Southern Highland News
- Front cover of the newspaper The Southern Mail from 19 February 1889
- Founded: 1961
- Language: English

= Southern Highland News =

The Southern Highland News is a newspaper published since 1958 in Bowral, New South Wales, Australia. It has incorporated a number of other newspapers including The Southern Mail, The Robertson Mail, The Moss Vale Mail, The Mittagong Mail and The Mittagong Star.

==History==
The Mittagong Mail was first published in 1885 by Daniel Beer. In 1886, Beer sold the newspaper to J. C. Murphy who changed the newspaper's name to The Southern Mail.
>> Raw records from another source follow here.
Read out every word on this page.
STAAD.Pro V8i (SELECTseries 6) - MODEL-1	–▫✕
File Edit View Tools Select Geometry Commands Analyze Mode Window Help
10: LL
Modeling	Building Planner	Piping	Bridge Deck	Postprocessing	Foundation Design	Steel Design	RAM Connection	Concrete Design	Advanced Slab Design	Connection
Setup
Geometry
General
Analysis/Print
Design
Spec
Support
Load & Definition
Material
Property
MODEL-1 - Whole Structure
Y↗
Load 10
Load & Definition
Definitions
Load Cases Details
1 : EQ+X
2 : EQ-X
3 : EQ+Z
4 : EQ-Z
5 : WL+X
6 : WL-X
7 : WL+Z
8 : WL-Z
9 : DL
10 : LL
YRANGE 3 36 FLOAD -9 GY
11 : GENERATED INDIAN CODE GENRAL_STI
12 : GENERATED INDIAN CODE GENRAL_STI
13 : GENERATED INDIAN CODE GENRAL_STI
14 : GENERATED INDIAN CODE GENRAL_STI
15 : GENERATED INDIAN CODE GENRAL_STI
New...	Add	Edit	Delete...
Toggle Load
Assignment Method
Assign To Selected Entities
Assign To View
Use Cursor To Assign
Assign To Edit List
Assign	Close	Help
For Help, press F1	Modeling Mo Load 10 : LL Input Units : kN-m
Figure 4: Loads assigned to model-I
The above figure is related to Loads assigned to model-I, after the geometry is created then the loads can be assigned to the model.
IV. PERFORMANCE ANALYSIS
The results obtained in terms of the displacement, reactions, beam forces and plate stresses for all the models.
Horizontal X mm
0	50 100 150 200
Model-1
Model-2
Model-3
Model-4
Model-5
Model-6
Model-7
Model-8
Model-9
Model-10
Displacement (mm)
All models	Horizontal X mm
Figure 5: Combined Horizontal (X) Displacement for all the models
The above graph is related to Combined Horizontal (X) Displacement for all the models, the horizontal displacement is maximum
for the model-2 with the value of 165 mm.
Murphy began to publish The Robertson Advocate in 1887, The Moss Vale Record in 1888, and The Mittagong Express in 1891. By 1924, the four newspapers were owned by Hector Lamond who changed The Robertson Advocate to The Robertson Mail, The Moss Vale Record to The Moss Vale Mail and The Mittagong Express to The Mittagong Mail. The newspapers were referred to as the four Mails.

In 1958, Stan Lord launched the Southern Highland News to compete with the other newspapers in the region, Mac Cott, was the founding editor of the Southern Highland News. By 1960, Lord had sold his newspaper interests to his nephew, Colin Lord. In 1960, the proprietor of the four Mails, Hector Spence Lamond, sold them to Lord. At this point Lord incorporated The Mittagong Star, which he already owned, into The Mittagong Mail. The four Mails were then incorporated into the Southern Highland News in 1961.

The Southern Highland News is currently published by Fairfax Regional Media.

==Digitisation==
Sections of the paper have been digitised as part of the Australian Newspapers Digitisation Program project of the National Library of Australia.